While various strains of perchlorate-reducing bacteria have been isolated from anoxic water-treatment plants contaminated with perchlorate salts, others have been found in pristine environments. This raises the important question as to why these unrelated bacteria found in diverse environments have evolved the ability to reduce perchlorate. You may recall from our previous installment of the “Life, uh, finds a way” series that Deinococcus radiodurans (affectionately named rad) was able to withstand crazy high levels of ionizing radiation. After much wild speculation as to why rad had evolved to withstand radiation that is not found in any natural habitat on Earth, scientists discovered that rad's resistance to radiation was a side effect of it's adaptation to survive dessication, an ability that fits in with the needs of its known terrestrial lifestyle. Given the paucity of perchlorate on Earth, and the fact that perchlorate-reducing bacteria are not closely related in terms of genetics or habitat, it's likely that perchlorate-reduction has arisen from adaptation to some other requirement. For instance, based on the enzymes implicated in the reduction of perchlorate, biochemists studying the issue have posited that perchlorate reduction has arisen from the evolution of these strains to reduce nitrate, a common oxidant on Earth.

To review: First, there is liquid water on Mars that isn't pure water, but rather a brine that contains high levels of perchlorate salts, which are toxic to humans. Second, there are bacteria on Earth that can reduce perchlorate and even use perchlorate to grow. Given these pieces of information, I think it's not so crazy to think that, if the only hurdle to life on Mars was the requirement to utilize perchlorate for energy production, there could be or could have been life in the RSL. However, since we are pondering these issues while pacing back and forth in the leather armchair and pipe smoke-filled land of Serious Scientific Endeavors, there are a few more issues we should consider when we ask the question, is there life on Mars?

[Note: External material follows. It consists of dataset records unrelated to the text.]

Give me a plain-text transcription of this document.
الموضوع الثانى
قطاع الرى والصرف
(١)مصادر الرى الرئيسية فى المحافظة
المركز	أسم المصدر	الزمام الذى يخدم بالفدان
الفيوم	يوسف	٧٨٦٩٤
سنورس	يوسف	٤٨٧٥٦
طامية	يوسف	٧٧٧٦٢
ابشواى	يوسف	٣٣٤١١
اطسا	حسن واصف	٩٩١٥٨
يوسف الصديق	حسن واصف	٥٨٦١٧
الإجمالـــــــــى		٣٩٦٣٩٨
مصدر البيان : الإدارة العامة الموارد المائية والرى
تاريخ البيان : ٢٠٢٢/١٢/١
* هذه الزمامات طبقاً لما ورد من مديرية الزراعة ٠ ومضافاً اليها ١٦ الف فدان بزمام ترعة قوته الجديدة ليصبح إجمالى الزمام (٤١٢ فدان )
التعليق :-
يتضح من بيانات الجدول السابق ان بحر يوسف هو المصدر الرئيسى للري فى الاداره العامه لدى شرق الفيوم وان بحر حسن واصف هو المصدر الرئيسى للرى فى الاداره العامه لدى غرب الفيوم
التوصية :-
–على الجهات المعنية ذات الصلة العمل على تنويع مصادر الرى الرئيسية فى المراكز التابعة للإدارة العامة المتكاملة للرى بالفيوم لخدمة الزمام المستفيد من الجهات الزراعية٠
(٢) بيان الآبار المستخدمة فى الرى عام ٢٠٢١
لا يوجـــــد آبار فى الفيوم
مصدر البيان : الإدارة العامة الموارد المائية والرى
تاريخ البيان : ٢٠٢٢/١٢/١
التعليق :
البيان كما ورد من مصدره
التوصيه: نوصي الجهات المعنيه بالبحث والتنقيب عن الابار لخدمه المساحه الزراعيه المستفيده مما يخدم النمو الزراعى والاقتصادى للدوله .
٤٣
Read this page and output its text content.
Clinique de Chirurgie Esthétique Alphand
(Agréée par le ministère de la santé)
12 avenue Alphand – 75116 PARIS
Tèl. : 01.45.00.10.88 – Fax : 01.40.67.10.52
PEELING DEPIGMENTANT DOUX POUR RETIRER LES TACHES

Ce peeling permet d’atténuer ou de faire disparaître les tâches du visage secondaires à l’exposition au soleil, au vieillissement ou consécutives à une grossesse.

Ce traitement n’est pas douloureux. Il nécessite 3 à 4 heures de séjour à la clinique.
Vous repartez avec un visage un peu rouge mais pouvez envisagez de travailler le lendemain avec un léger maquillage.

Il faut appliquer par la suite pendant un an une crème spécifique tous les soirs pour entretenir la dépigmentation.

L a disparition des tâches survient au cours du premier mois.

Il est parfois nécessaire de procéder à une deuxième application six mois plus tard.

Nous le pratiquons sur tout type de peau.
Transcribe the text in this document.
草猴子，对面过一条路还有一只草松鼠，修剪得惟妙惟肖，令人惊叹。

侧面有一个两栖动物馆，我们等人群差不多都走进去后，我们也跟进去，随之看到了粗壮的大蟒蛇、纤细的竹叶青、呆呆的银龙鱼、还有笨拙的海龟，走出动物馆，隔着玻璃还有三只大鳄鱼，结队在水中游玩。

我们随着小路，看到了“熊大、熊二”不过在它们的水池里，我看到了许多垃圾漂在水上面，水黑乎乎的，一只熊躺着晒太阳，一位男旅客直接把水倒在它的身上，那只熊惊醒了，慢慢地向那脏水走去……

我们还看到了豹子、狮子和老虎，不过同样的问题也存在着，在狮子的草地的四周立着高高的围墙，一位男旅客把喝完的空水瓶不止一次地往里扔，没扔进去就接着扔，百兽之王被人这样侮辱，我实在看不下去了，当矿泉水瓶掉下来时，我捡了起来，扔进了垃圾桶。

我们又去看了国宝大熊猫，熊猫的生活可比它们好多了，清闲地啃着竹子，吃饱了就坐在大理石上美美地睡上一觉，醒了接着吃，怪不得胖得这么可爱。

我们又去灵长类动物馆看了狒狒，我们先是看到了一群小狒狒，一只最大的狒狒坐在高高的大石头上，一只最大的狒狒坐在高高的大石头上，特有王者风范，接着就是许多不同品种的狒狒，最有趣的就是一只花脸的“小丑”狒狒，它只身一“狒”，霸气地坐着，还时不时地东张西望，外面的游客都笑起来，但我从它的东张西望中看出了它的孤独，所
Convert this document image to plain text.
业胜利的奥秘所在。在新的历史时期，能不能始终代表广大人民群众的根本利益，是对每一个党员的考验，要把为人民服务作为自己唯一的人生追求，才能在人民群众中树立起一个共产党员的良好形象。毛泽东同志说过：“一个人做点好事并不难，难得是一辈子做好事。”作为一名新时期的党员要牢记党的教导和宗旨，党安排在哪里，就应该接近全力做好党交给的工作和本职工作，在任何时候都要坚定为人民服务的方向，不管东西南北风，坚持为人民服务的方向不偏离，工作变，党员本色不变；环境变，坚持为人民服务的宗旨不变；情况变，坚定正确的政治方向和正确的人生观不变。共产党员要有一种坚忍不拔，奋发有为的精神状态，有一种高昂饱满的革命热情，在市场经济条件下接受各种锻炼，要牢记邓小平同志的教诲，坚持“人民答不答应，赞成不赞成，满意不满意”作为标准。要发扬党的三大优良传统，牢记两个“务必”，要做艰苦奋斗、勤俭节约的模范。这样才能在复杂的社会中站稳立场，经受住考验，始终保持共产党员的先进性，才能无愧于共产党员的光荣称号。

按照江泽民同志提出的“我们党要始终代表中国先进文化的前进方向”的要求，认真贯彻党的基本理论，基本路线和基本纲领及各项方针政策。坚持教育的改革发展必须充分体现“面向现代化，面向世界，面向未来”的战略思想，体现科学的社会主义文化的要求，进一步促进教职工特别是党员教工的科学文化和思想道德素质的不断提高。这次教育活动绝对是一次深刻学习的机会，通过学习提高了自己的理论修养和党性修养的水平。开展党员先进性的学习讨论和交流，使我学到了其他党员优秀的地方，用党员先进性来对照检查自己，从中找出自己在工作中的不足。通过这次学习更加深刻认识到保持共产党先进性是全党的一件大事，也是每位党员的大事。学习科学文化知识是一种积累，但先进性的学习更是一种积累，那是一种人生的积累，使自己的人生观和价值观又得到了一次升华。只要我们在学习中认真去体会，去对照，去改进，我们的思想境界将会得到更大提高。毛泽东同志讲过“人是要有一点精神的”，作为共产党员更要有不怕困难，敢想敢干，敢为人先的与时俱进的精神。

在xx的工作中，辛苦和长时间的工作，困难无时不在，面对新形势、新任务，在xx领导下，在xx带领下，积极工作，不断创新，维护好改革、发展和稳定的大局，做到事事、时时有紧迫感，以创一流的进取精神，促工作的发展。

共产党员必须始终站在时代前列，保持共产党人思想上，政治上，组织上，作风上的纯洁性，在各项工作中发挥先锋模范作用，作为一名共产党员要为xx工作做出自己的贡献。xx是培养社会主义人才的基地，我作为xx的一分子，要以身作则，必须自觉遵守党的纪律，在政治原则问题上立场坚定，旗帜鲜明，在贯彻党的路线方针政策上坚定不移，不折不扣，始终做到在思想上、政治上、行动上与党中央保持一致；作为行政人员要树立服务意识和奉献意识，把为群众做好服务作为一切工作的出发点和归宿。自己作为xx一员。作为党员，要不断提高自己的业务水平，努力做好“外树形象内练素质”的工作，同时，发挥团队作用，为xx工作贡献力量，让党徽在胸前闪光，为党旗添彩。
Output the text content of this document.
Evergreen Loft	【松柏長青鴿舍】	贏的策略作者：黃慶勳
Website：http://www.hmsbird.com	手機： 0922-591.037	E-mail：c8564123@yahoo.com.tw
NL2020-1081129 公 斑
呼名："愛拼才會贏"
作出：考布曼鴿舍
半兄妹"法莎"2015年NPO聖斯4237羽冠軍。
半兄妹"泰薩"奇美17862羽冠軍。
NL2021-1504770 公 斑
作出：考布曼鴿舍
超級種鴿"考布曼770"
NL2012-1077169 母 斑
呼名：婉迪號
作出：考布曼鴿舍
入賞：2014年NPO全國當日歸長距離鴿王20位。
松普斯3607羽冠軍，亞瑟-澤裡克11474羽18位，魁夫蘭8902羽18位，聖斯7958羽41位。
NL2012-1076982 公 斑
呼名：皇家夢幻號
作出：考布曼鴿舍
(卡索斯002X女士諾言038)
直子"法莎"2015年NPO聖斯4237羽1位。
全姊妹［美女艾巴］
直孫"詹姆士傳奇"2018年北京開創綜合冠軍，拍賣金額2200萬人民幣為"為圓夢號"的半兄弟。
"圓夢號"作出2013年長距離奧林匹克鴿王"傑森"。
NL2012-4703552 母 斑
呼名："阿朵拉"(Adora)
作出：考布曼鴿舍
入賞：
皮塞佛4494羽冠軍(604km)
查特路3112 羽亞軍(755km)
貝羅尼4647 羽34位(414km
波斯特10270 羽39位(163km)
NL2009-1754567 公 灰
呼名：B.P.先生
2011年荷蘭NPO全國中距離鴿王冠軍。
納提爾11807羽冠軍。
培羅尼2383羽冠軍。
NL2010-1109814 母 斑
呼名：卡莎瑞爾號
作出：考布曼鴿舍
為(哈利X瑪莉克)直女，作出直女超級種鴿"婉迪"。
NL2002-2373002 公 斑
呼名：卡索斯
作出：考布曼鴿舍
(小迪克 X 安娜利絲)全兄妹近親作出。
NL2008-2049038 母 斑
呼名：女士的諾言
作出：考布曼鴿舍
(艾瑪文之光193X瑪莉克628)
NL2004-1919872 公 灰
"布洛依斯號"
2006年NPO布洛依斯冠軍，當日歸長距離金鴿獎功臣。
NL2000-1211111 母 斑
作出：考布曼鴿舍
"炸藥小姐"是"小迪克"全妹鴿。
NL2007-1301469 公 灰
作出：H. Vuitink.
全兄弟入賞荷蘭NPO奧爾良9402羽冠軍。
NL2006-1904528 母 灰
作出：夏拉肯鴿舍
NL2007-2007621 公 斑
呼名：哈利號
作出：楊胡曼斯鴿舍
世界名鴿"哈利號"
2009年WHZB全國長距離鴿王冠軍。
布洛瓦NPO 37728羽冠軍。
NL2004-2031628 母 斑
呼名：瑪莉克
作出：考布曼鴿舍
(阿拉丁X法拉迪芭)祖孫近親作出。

Let's consider one such hurdle to life on the red planet. Mars lacks a global magnetic field, meaning that solar wind (high energy, charged particles released by our Sun) has been bombarding the planet for about 4 billion years, making a protective atmosphere like that of Earth impossible. As a result, if you were to spend a year on Mars, you'd receive about 500-times more ionizing radiation than if you'd stayed on your couch reading this article (hopefully it doesn't take you a year to read this, but hey not judging). The constant onslaught of ionizing radiation on the surface of Mars would kill off even the amazing rad, because the bonds found in organic molecules are simply not sturdy enough to withstand these energy levels over long periods of time.

Finally, let's turn to a big issue that needs to be discussed whenever we start theorizing about the possibility of life outside of our beautiful green world. While we mostly understand the basics of what is required for life on Earth, that understanding only applies to the version of life that appears on our planet, which happens to be the only version of life we know. If we are searching for life on other planets and we think that it should take the form of life we have on Earth, than we can clearly see if the checklist for life (which includes, among other things, liquid water, lack of ionizing radiation that breaks apart organic molecules, and a supply of elements with which to build cellular structures) is satisfied on that planet. However, at least in my mind, I really don't believe for one second our version of life, which comes down to DNA inside of a membrane, is the only version out there. And when we start thinking that life on another planet may take another form altogether, it becomes pretty much impossible to even make that “need for life” checklist, let alone check it.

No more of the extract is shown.